At the time of writing, Spirit Air (US) was offering certain routes for $2, Ryanair had $8 tickets, and Singapore's Tiger was selling international routes for $15. Naturally, taxes and charges apply (they apply to expensive fares too!), seat numbers are limited, and there are conditions. However, it can be possible to grab a ticket for less than the price of an on-board drink.
3) It's not so bad being tied up.
Before typing http://www.Ryanair.com into the address bar, be prepared for an assault on the senses. The archetypal money-grabbing discount carrier, Ryanair has tied in with companies aplenty in order to make a fast buck through commission. The homepage has more buttons than the Empire State's lift, linking to everything from car hire to cruises.
But is that so bad?
Over 40 million passengers fly with Ryanair every year - a lot of negotiating power when it comes to securing the best rates. Plus you can book a flight, hotel, hire car and travel insurance all from the same site - and pay for it with Ryanair's credit card.
4) To bolt or not to bolt, that is the question.
With a lot of discount carriers, normally inclusive aspects such as checked luggage and refreshments have been removed. Someone who is going to arrive at the airport an hour before the flight, with a carry-on bag and no intention of eating or drinking on board, can pay just the basic fare and get great value.
But what if you have bags, or an appetite?
Europe's Easyjet has a very competitive system where people pick and choose what they want to use - airport lounge, checked bags, priority boarding or refreshments - without paying for stuff they don't.

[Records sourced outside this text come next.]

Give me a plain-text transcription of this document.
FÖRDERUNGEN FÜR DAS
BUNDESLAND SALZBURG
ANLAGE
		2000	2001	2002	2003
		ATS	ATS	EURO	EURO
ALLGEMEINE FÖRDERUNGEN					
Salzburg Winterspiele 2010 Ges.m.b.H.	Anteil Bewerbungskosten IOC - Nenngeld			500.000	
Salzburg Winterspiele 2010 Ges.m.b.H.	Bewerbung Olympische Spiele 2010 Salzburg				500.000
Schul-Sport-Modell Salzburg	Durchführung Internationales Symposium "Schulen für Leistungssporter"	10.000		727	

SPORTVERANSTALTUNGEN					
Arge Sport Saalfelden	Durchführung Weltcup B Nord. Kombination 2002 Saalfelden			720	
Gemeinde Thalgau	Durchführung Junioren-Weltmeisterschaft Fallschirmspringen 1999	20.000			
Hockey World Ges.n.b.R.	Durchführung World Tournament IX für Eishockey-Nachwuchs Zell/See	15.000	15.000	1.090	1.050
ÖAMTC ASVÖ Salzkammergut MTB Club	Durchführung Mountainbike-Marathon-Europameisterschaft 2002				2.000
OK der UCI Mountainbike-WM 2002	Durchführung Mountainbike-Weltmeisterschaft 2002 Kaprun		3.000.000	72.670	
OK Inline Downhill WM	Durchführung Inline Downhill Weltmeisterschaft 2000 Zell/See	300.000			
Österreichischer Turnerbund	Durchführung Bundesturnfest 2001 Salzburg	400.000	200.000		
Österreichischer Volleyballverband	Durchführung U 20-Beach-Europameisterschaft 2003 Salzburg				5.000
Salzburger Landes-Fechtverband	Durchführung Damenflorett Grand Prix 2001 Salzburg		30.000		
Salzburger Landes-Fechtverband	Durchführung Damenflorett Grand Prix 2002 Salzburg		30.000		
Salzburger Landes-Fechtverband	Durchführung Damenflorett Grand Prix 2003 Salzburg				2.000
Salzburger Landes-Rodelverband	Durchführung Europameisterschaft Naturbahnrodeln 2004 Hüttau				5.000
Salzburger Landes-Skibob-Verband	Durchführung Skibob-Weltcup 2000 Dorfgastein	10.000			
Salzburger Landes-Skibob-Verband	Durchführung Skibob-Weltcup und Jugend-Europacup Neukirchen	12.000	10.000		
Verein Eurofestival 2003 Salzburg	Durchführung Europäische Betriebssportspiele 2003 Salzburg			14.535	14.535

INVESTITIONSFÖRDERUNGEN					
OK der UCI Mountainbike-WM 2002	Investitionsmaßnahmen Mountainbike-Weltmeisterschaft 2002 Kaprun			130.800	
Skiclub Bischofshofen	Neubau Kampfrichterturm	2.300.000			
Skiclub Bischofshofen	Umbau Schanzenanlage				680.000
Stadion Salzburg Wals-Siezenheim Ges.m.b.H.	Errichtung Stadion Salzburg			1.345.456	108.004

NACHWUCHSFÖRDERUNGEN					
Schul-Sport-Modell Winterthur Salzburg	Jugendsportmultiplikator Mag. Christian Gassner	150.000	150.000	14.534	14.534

5) Keeping the whole industry honest.
Surprisingly, one of the main benefits of the discount carriers has affected all air travellers. Since the genre was started by Southwest over 30 years ago, it has filled the aviation market like Jello fills a mould. At first they were an annoyance to the legacy carriers, who were fleecing passengers with near-monopolies on many routes.
Then came deregulation and the internet.
The cost of air travel plummeted and legacy airlines were forced to offer competitive fares and excellent service or face extinction. Many of them failed.